A panel of international experts discussed the opportunities and challenges that AI can bring to a range of business sectors.
Artificial intelligence (AI) has the potential to transform customer experience, said a panel of leading experts during a special reception hosted by AGBI at the Capital Club Dubai, DIFC, on 15 November.
The event welcomed an audience of senior business leaders from across the UAE to explore emerging trends, opportunities, and challenges brought on by the advancement of AI, as well as the best ways for businesses to navigate its widespread influence on people, processes, products, and productivity.
The discussion was led by Michael Bayler, a strategy consultant and author, who was joined by a panel of international AI specialists – including Mario Rizk, a principal in Oliver Wyman’s Digital Practice; Jessica Groopman, a Silicon Valley-based analyst; Professor Neil Maiden, the current director of the UK’s National Centre for Creativity enabled by AI (CebAI); and Noel Tock, a technologist and founder of digital experience agency, Human Made.
In their discussion of key narratives framing public perception of AI in the workplace, the panelists identified customer experience (CX) as a key field that would undergo a transformation thanks to AI, notwithstanding the challenges of aggregating a single organization’s huge volume of data into a single platform, and associated data security challenges.
“I think it’s very tempting to replace individual pieces of workflows with AI, and this is not necessarily the best outcome for customers,” said Noel Tock, who counts AirBnb, TechCrunch, and Siemens among his agency’s clients.
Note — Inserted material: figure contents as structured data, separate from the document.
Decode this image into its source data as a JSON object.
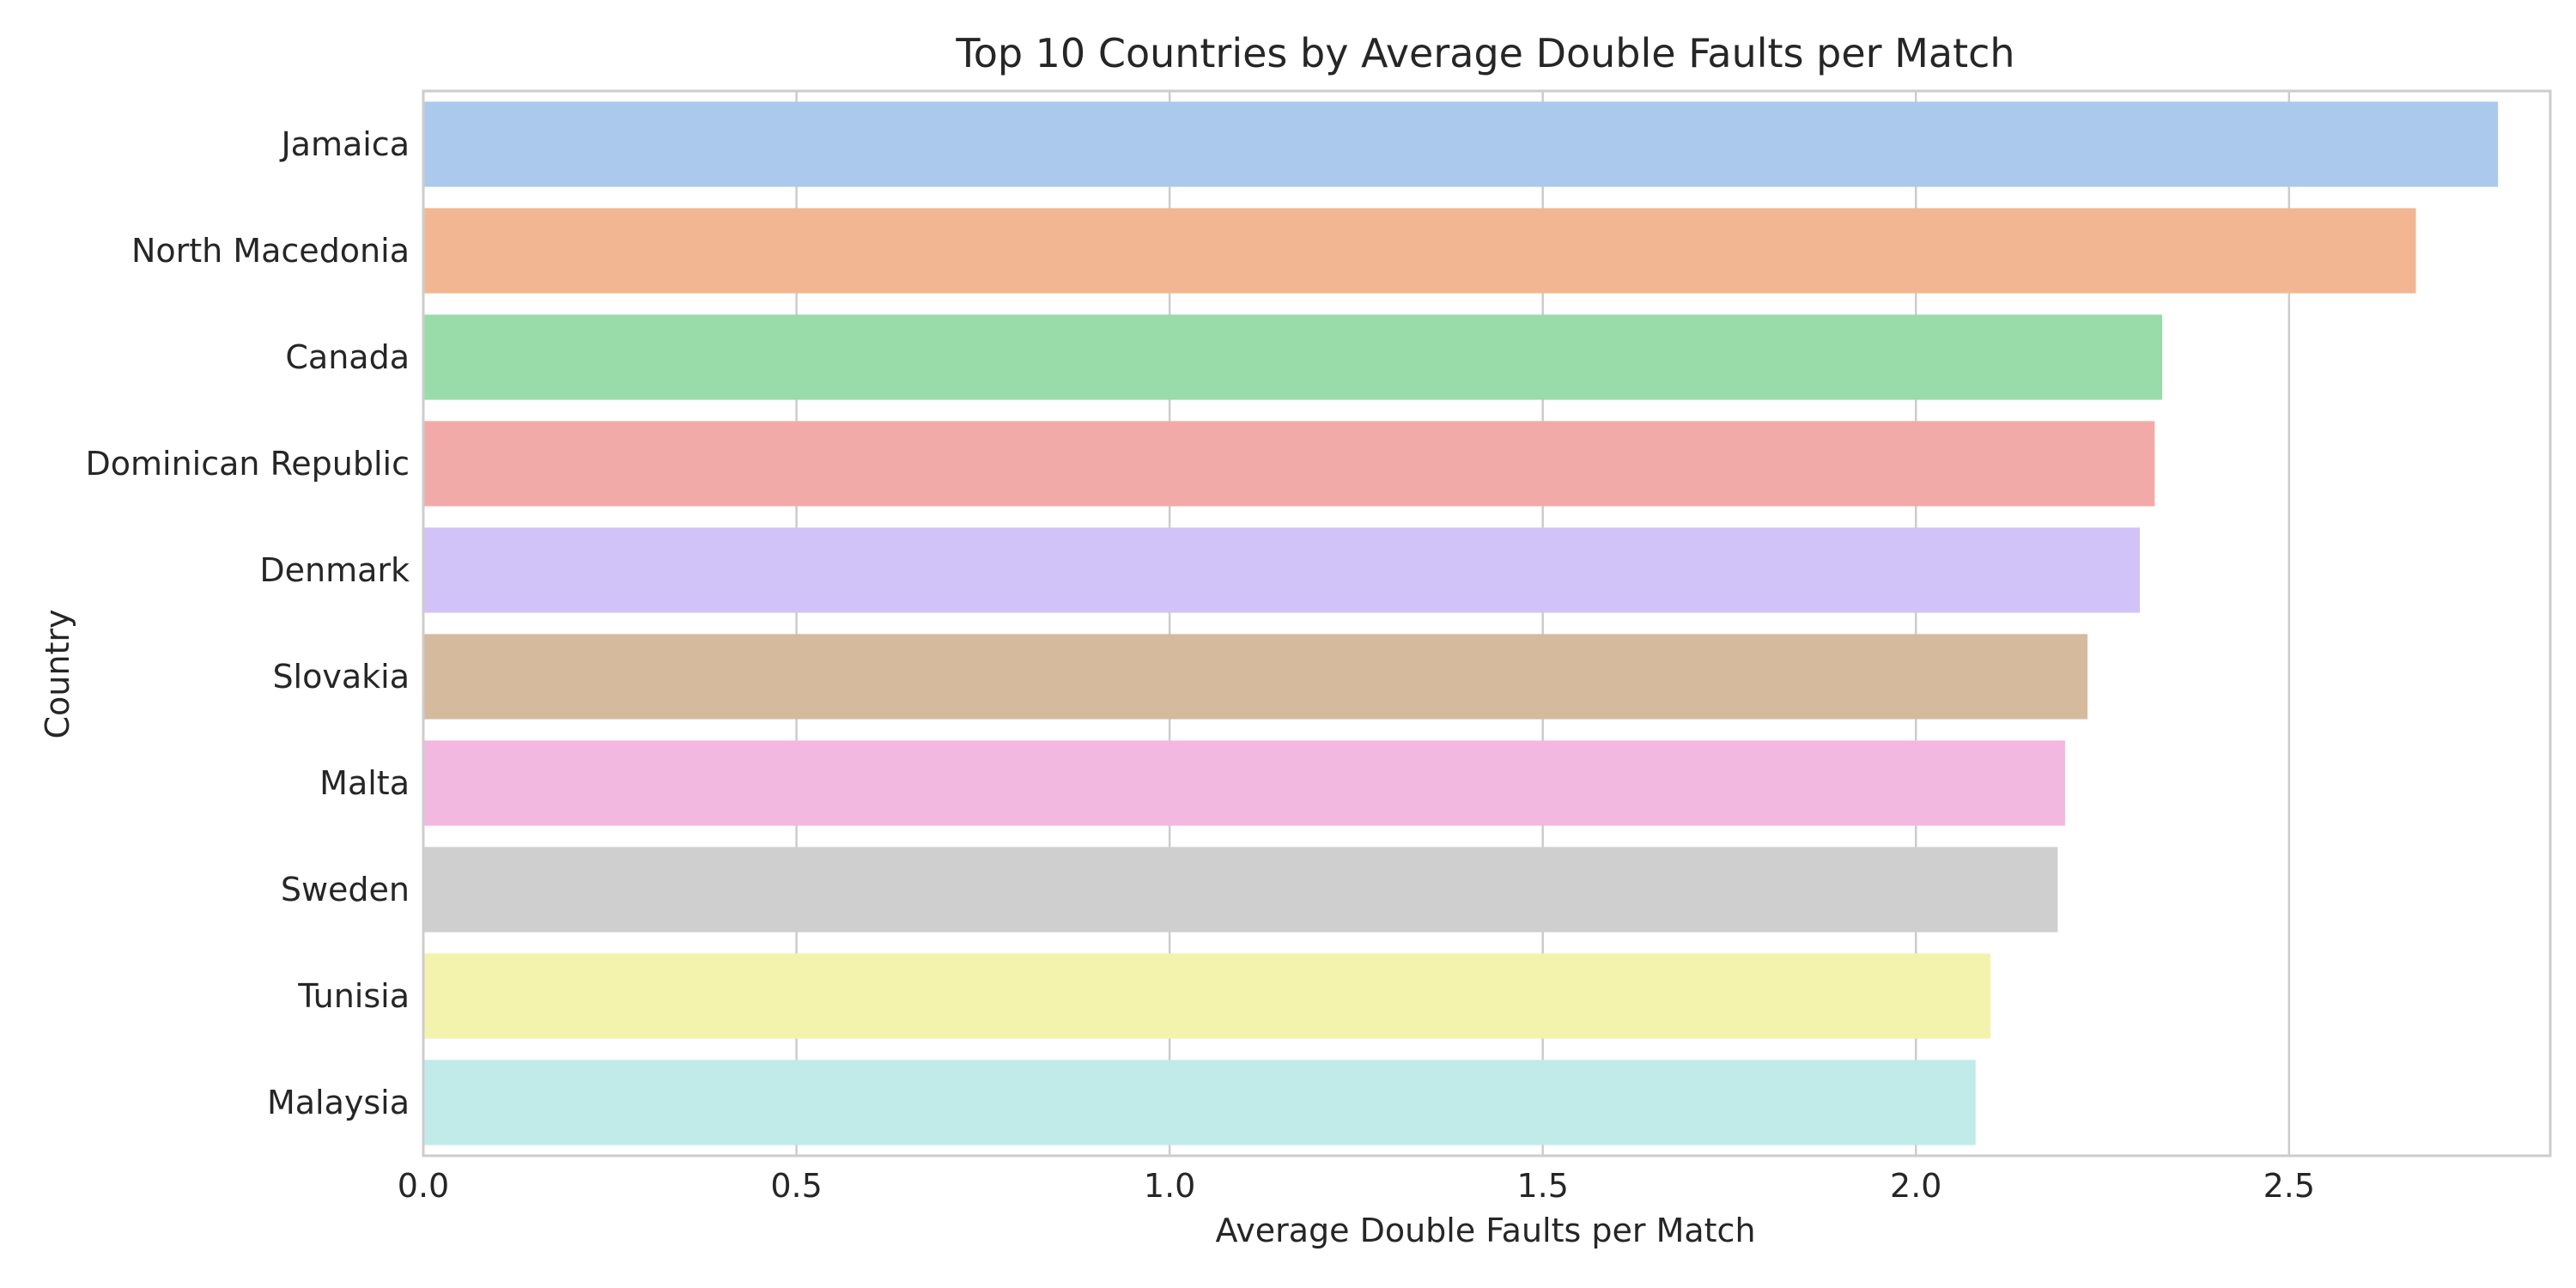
{
  "chart_data": {
    "type": "bar",
    "orientation": "horizontal",
    "title": "Top 10 Countries by Average Double Faults per Match",
    "xlabel": "Average Double Faults per Match",
    "ylabel": "Country",
    "xlim": [
      0,
      2.85
    ],
    "xticks": [
      0.0,
      0.5,
      1.0,
      1.5,
      2.0,
      2.5
    ],
    "xtick_labels": [
      "0.0",
      "0.5",
      "1.0",
      "1.5",
      "2.0",
      "2.5"
    ],
    "grid": true,
    "legend": "none",
    "categories": [
      "Jamaica",
      "North Macedonia",
      "Canada",
      "Dominican Republic",
      "Denmark",
      "Slovakia",
      "Malta",
      "Sweden",
      "Tunisia",
      "Malaysia"
    ],
    "values": [
      2.78,
      2.67,
      2.33,
      2.32,
      2.3,
      2.23,
      2.2,
      2.19,
      2.1,
      2.08
    ],
    "colors": [
      "#abc9ed",
      "#f2b792",
      "#99dba9",
      "#f2aaa8",
      "#d1c3f7",
      "#d6ba9e",
      "#f2b8e0",
      "#cfcfcf",
      "#f4f3ae",
      "#c0ebe8"
    ]
  }
}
“What is the best outcome for customers? Being able to send the right message, to the right person, at the right time.
“There’s a great opportunity [with AI] to go back to the first principles of what is your ideal customer, who are they, spending time with them, and then working back from there.”
Michael Bayler agreed, citing the $600 billion value of the global CX market.
“Anticipating a possible customer need, looking at where customers are in context, and then being able to feed them real-time solutions [is key] to data and digital customer service, but there are basic fundamental attitude problems to resolve in the customer service market before we can move forward,” he said.
Jessica Groopman highlighted other narratives that will shape the CX space, including acceleration and building, as well as their combined impact on the democratization of knowledge at an organizational level.
Mario Rizk added, “There’s a new set of algorithms around large-language models, and consumer expectations…and experience will change, and this change will drive product and market change. At the same time, there are conversations about how to resist the rabbit hole of AI. This is the concern.”
The solution doesn’t lie in resisting AI, though, but in learning to leverage its capabilities to foster creative problem-solving across business operations.
“Creativity and creative problem solving isn’t something that happens occasionally,” said Professor Neil Maiden.
“It’s embedded in the world. Combining generative AI technologies with machine learning, creative search, and old-fashioned, symbolic AI enables us to come up with new architecture that can deliver augmentations to creative problem-solving.
“What we’ve done is bring all these technologies together to prompt business leaders to be more creative and solve problems in more creative ways.
“Creativity is often seen as a trade-off with productivity, but our observation with these technologies is that there’s a sweet spot with both,” he added.
As AI continues to drive new approaches to creativity within businesses, individuals need to maintain their sense of purpose, agreed the panelists.
“There’s something fundamental about how we define ourselves. Often, an idea we generate is an extension of ourselves. So, it’s really important [with the adoption of AI] that ownership remains with the people,” said Professor Maiden.
This sense of purpose needs to extend beyond the individual to the organization, with leaders carrying the responsibility of redefining corporate identity, echoed Bayler.
He added, “The incredible lack of leadership and what corporate purpose means has to be resolved, and there needs to be greater stewardship of purpose. The real question isn’t ‘what is your AI strategy?’, it’s ‘how is this strategy in service to our purpose?’ Purpose should be the primary lens through which we interrogate our approach.”